Sempre pontuamos e sempre pontuaremos: não há indivíduos no mundo. Nunca houve e nunca poderá haver qualquer indivíduo no mundo. Por mais que uma afirmação categórica e absoluta como essa possa espantar, essa é uma verdade insofismável, sustentada ao longo de milênios por povos de todos os continentes, raças e religiões, e confirmada pelas reflexões de vários filósofos dos séculos recentes, que questionaram as bases da modernidade e do liberalismo.
O “indivíduo” emerge na história intelectual paralelo à mistificação artificial cartesiana da separação entre sujeito e objeto. Há um sujeito que pensa. Esse sujeito pensa objetos que estão separados dele próprio. E ele pensa a si mesmo, também, como objeto. Pura abstração.
O “indivíduo” se consagrou no Iluminismo burguês como a figura do cidadão abstrato e indiferenciado, de conteúdo universal, igual a todos os outros cidadãos. Esse “indivíduo” surge especificamente das aspirações e temores de uma burguesia ascendente ávida por abocanhar os benefícios econômicos de setores que, antes, eram prerrogativas existenciais dos não-burgueses.
Esse “indivíduo” não tem raça, não tem religião, não tem sexo, não tem etnia, não tem cultura, não tem língua, não tem história. Em suma, ele é um construto a-histórico, de pretensões universais, e que é, por definição, uma mentira.
Todo homem já nasce enredado por uma quantidade imensa de condicionamentos que precedem sua própria existência. O mundo já está posto e dado quando o homem emerge nele. E o homem emerge nesse mundo sem nunca poder se dissociar dele.
Todo homem já nasce em uma raça, ou em uma mistura de raças; todo homem já nasce tendo um sexo (caso seja fisicamente perfeito); todo homem emerge em uma família que o socializará em uma língua, uma cultura, uma história, uma religião. E, sem isso, ele simplesmente não existe de forma autêntica, não é completo.
Por essa razão não pode haver “contrato social”, e a própria narrativa contratualista não passa de uma piada. Todo homem já nasceu dentro de uma estrutura social. Poderíamos regressar até mesmo antes de existir o homo sapiens sapiens e já veríamos o homem socialmente organizado. Não há, nunca houve, nem nunca poderia haver a “situação pré-social”.
Mesmo os “fundadores de Estado”, os “pais de civilizações” eram, eles próprios, fruto de outros Estados e civilizações.

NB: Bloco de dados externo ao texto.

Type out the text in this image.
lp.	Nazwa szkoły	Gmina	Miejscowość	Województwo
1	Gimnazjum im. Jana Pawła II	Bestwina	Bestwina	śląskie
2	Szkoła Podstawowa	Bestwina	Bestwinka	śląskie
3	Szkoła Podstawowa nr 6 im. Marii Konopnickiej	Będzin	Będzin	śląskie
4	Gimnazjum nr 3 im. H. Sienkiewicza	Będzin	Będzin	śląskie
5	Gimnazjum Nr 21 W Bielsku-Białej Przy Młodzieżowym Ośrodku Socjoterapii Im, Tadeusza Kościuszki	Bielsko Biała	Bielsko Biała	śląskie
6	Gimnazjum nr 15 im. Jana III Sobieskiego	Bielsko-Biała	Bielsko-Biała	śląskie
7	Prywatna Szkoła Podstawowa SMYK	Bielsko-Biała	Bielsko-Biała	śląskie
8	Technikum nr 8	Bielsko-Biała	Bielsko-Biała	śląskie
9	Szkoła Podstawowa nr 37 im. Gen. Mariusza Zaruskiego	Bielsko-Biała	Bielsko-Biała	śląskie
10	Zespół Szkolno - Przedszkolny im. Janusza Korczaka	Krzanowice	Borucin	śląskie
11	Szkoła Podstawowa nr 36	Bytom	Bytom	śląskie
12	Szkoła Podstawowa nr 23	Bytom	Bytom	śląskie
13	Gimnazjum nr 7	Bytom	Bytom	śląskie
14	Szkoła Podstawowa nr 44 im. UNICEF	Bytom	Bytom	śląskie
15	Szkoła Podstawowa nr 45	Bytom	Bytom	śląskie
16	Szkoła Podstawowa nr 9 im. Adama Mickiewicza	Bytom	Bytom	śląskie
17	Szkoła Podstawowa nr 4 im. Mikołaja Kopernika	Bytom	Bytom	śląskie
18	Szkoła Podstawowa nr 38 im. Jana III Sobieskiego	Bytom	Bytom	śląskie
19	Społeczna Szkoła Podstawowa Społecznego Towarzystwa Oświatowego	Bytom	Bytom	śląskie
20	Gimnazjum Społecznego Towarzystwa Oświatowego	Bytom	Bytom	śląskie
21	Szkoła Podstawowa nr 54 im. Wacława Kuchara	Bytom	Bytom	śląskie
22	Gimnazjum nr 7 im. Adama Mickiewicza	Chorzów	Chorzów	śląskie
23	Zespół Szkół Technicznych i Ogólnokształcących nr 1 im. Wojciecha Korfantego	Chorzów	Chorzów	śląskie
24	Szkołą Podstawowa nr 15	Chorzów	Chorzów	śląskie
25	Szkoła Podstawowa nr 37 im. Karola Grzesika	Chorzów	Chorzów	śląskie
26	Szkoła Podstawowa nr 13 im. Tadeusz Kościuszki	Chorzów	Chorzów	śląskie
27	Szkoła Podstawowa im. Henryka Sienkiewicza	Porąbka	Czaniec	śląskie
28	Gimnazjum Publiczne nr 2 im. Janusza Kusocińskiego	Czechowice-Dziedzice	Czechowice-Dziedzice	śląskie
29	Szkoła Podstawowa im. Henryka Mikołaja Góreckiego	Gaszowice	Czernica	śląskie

O Estado brasileiro, por exemplo, foi fundado não por indivíduos, mas por personagens que foram fruto do Estado português.

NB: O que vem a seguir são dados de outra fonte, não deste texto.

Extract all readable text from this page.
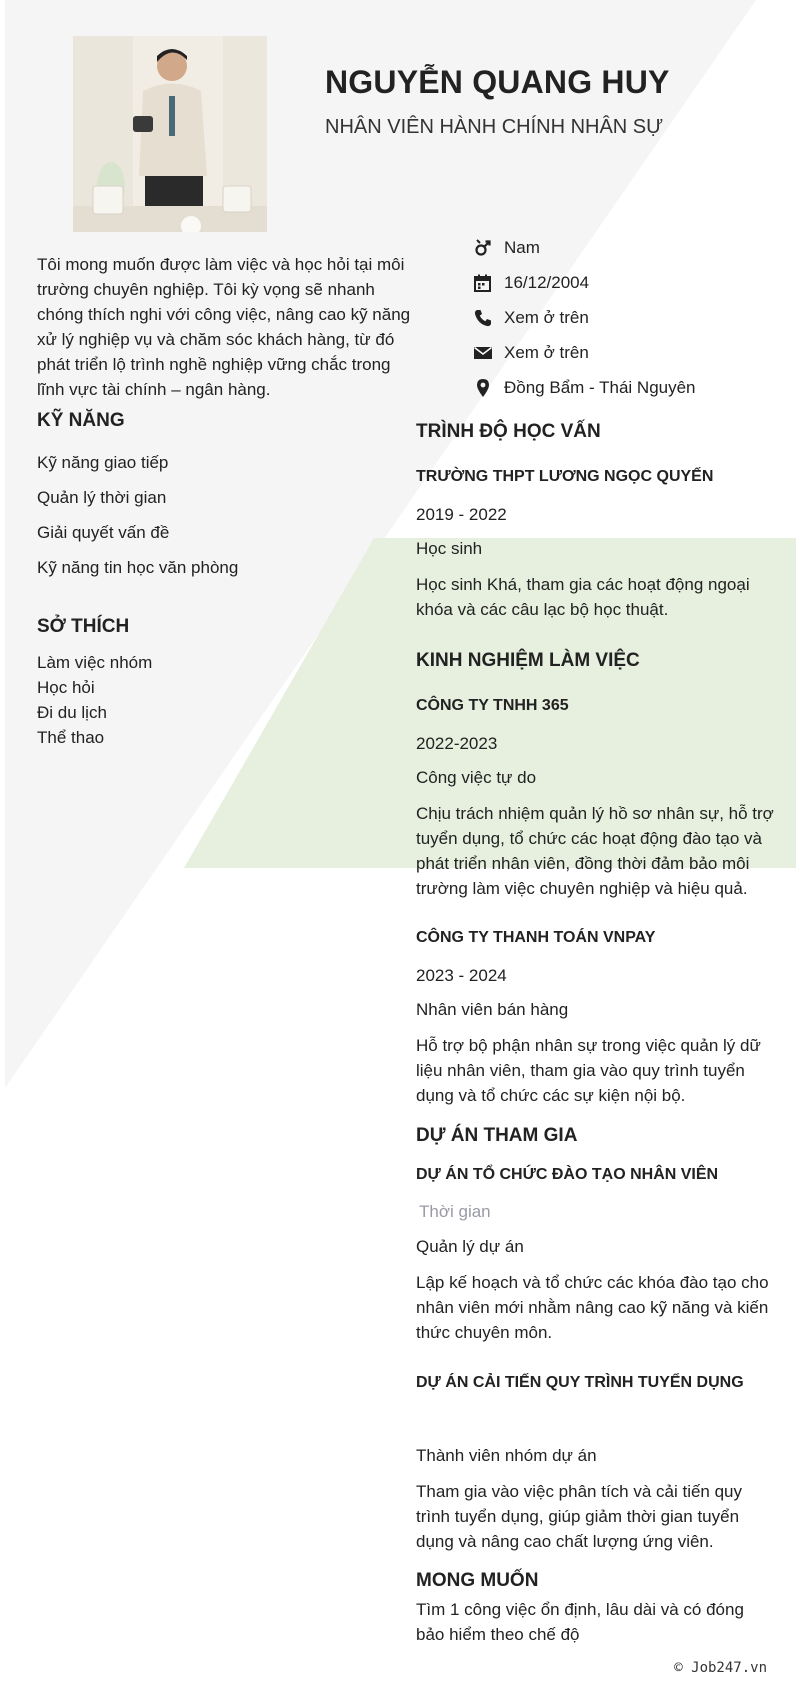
NGUYỄN QUANG HUY
NHÂN VIÊN HÀNH CHÍNH NHÂN SỰ
Tôi mong muốn được làm việc và học hỏi tại môi trường chuyên nghiệp. Tôi kỳ vọng sẽ nhanh chóng thích nghi với công việc, nâng cao kỹ năng xử lý nghiệp vụ và chăm sóc khách hàng, từ đó phát triển lộ trình nghề nghiệp vững chắc trong lĩnh vực tài chính – ngân hàng.
Nam
16/12/2004
Xem ở trên
Xem ở trên
Đồng Bẩm - Thái Nguyên
KỸ NĂNG
Kỹ năng giao tiếp
Quản lý thời gian
Giải quyết vấn đề
Kỹ năng tin học văn phòng
SỞ THÍCH
Làm việc nhóm
Học hỏi
Đi du lịch
Thể thao
TRÌNH ĐỘ HỌC VẤN
TRƯỜNG THPT LƯƠNG NGỌC QUYẾN
2019 - 2022
Học sinh
Học sinh Khá, tham gia các hoạt động ngoại khóa và các câu lạc bộ học thuật.
KINH NGHIỆM LÀM VIỆC
CÔNG TY TNHH 365
2022-2023
Công việc tự do
Chịu trách nhiệm quản lý hồ sơ nhân sự, hỗ trợ tuyển dụng, tổ chức các hoạt động đào tạo và phát triển nhân viên, đồng thời đảm bảo môi trường làm việc chuyên nghiệp và hiệu quả.
CÔNG TY THANH TOÁN VNPAY
2023 - 2024
Nhân viên bán hàng
Hỗ trợ bộ phận nhân sự trong việc quản lý dữ liệu nhân viên, tham gia vào quy trình tuyển dụng và tổ chức các sự kiện nội bộ.
DỰ ÁN THAM GIA
DỰ ÁN TỔ CHỨC ĐÀO TẠO NHÂN VIÊN
Thời gian
Quản lý dự án
Lập kế hoạch và tổ chức các khóa đào tạo cho nhân viên mới nhằm nâng cao kỹ năng và kiến thức chuyên môn.
DỰ ÁN CẢI TIẾN QUY TRÌNH TUYỂN DỤNG
Thành viên nhóm dự án
Tham gia vào việc phân tích và cải tiến quy trình tuyển dụng, giúp giảm thời gian tuyển dụng và nâng cao chất lượng ứng viên.
MONG MUỐN
Tìm 1 công việc ổn định, lâu dài và có đóng bảo hiểm theo chế độ
© Job247.vn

É por isso que o liberalismo, e todos os seus derivados filosóficos, políticos, econômicos (clássico, anarcocapitalismo, libertarianismo, etc.), sempre estarão equivocados e sempre levarão qualquer civilização ou sociedade, de forma inevitável, à autodestruição.
Pode-se argumentar minúcias, pode-se debater os supostos benefícios de uma maior ou menor “liberdade de mercado” (outro mito), mas sempre nos depararemos com o fato de que a própria base filosófica do pensamento liberal – o indivíduo – não passa de uma ilusão, um artifício, uma abstração, uma quimera.
E em defesa da civilização brasileira que desejamos construir, essa ilusão deve ser combatida: a farsa liberal precisa ser desmascarada. Precisaremos lançar a luz da realidade sobre a escuridão das mentiras liberais e burguesas.
Hoje, tanto a direita quanto a esquerda se mobilizam em defesa das “liberdades individuais” – quanto mais “liberdade individual”, melhor. O “indivíduo” deve poder fazer tudo que lhe dê na telha, desde que não viole “os direitos” de terceiros: essa é a maior armadilha intelectual da pós-modernidade.
Ao “indivíduo” deveremos opôr a Pessoa: fruto de todas as necessidades e condicionamentos férreos que independem do frágil querer humano. Fruto de inúmeras pré-determinações biológicas, psicológicas, sociais, culturais, espirituais, que formam a base incontornável de seu desenvolvimento histórico posterior. O homem no mundo. O homem cercado pelo mundo. O homem cercado pelos outros. Porque nunca houve homem sem mundo ou homem sem os outros.
O indivíduo precisa ser extinto e, quiçá, até o termo deve ser banido de todos os dicionários. E esse é o ponto de partida para uma oposição real contra o liberalismo e o pensamento liberal em sua essência.